Verizon spokesman Eric Rabe dismissed that threat, pointing out that his company bundles traditional phone and Internet service with wireless calling, which cable companies don't offer.
The triple play "is at the level of PowerPoint slides rather than reality," Rabe said. "I haven't seen any compelling research that says anybody who offers video automatically wins the phone business, let alone the data business."
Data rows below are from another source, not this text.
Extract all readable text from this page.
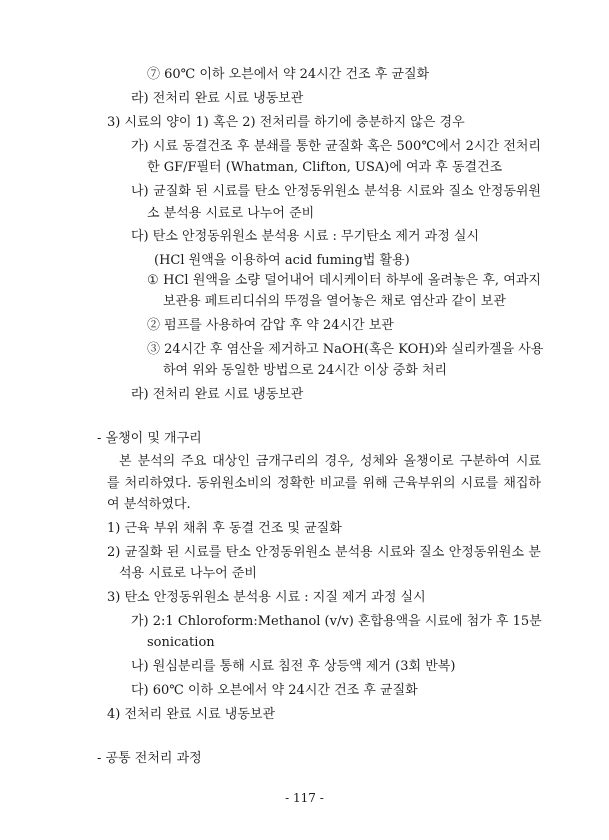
⑦ 60℃ 이하 오븐에서 약 24시간 건조 후 균질화

라) 전처리 완료 시료 냉동보관

3) 시료의 양이 1) 혹은 2) 전처리를 하기에 충분하지 않은 경우

가) 시료 동결건조 후 분쇄를 통한 균질화 혹은 500℃에서 2시간 전처리

한 GF/F필터 (Whatman, Clifton, USA)에 여과 후 동결건조

나) 균질화 된 시료를 탄소 안정동위원소 분석용 시료와 질소 안정동위원

소 분석용 시료로 나누어 준비

다) 탄소 안정동위원소 분석용 시료 : 무기탄소 제거 과정 실시

(HCl 원액을 이용하여 acid fuming법 활용)

① HCl 원액을 소량 덜어내어 데시케이터 하부에 올려놓은 후, 여과지

보관용 페트리디쉬의 뚜껑을 열어놓은 채로 염산과 같이 보관

② 펌프를 사용하여 감압 후 약 24시간 보관

③ 24시간 후 염산을 제거하고 NaOH(혹은 KOH)와 실리카겔을 사용

하여 위와 동일한 방법으로 24시간 이상 중화 처리

라) 전처리 완료 시료 냉동보관

- 올챙이 및 개구리

본 분석의 주요 대상인 금개구리의 경우, 성체와 올챙이로 구분하여 시료

를 처리하였다. 동위원소비의 정확한 비교를 위해 근육부위의 시료를 채집하

여 분석하였다.

1) 근육 부위 채취 후 동결 건조 및 균질화

2) 균질화 된 시료를 탄소 안정동위원소 분석용 시료와 질소 안정동위원소 분

석용 시료로 나누어 준비

3) 탄소 안정동위원소 분석용 시료 : 지질 제거 과정 실시

가) 2:1 Chloroform:Methanol (v/v) 혼합용액을 시료에 첨가 후 15분

sonication

나) 원심분리를 통해 시료 침전 후 상등액 제거 (3회 반복)

다) 60℃ 이하 오븐에서 약 24시간 건조 후 균질화

4) 전처리 완료 시료 냉동보관

- 공통 전처리 과정

- 117 -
Rabe said Verizon primarily wants fiber not for transmitting TV signals but for its increased reliability, lower maintenance costs and faster data delivery. He said Verizon might even opt to lease fiber lines to cable companies.
Biting the bullet
But many analysts believe that is careful posturing and say the phone companies must offer video somehow because of cable's threat and declining revenue from the traditional landline business.
SBC, for example, has a resale partnership with satellite broadcaster EchoStar Communications Corp. and explored buying DirecTV this year.
"The Bells all know cable telephony is coming, but haven't bitten the bullet to fight it hard," said Dave Burstein, who publishes DSLPrime, a broadband newsletter. "I think the most likely scenario is the Bells take partial measures till it really hurts."
Such measures could include greater use of technology by Next Level Communications, a Motorola Inc. subsidiary that facilitates TV service for 55 phone companies, including Qwest and Bell Canada.
Next Level's system works even if phone companies haven't installed fiber to every home -- it can use copper wires with extra-strength DSL for about a mile or two of the journey.
All this appears seamless to customers. The DSL lines feed channel-changing boxes atop TV sets or plug right into a home's existing cable lines.
The Thornton family of Chillicothe, Ohio, gets 70 channels from their local telecom, Horizon Chillicothe Telephone, in a package with phone and broadband Internet service that cost them $122 last month.
Jackie Thornton said her family likes having one bill for all three services and loves how the phone and TV systems are linked. So if she's watching TV and the phone rings, caller ID information appears at the top of the screen.
"That is so awesome," she said. "If I'm sitting on the couch, and I don't know who it is, I don't have to get up to answer it."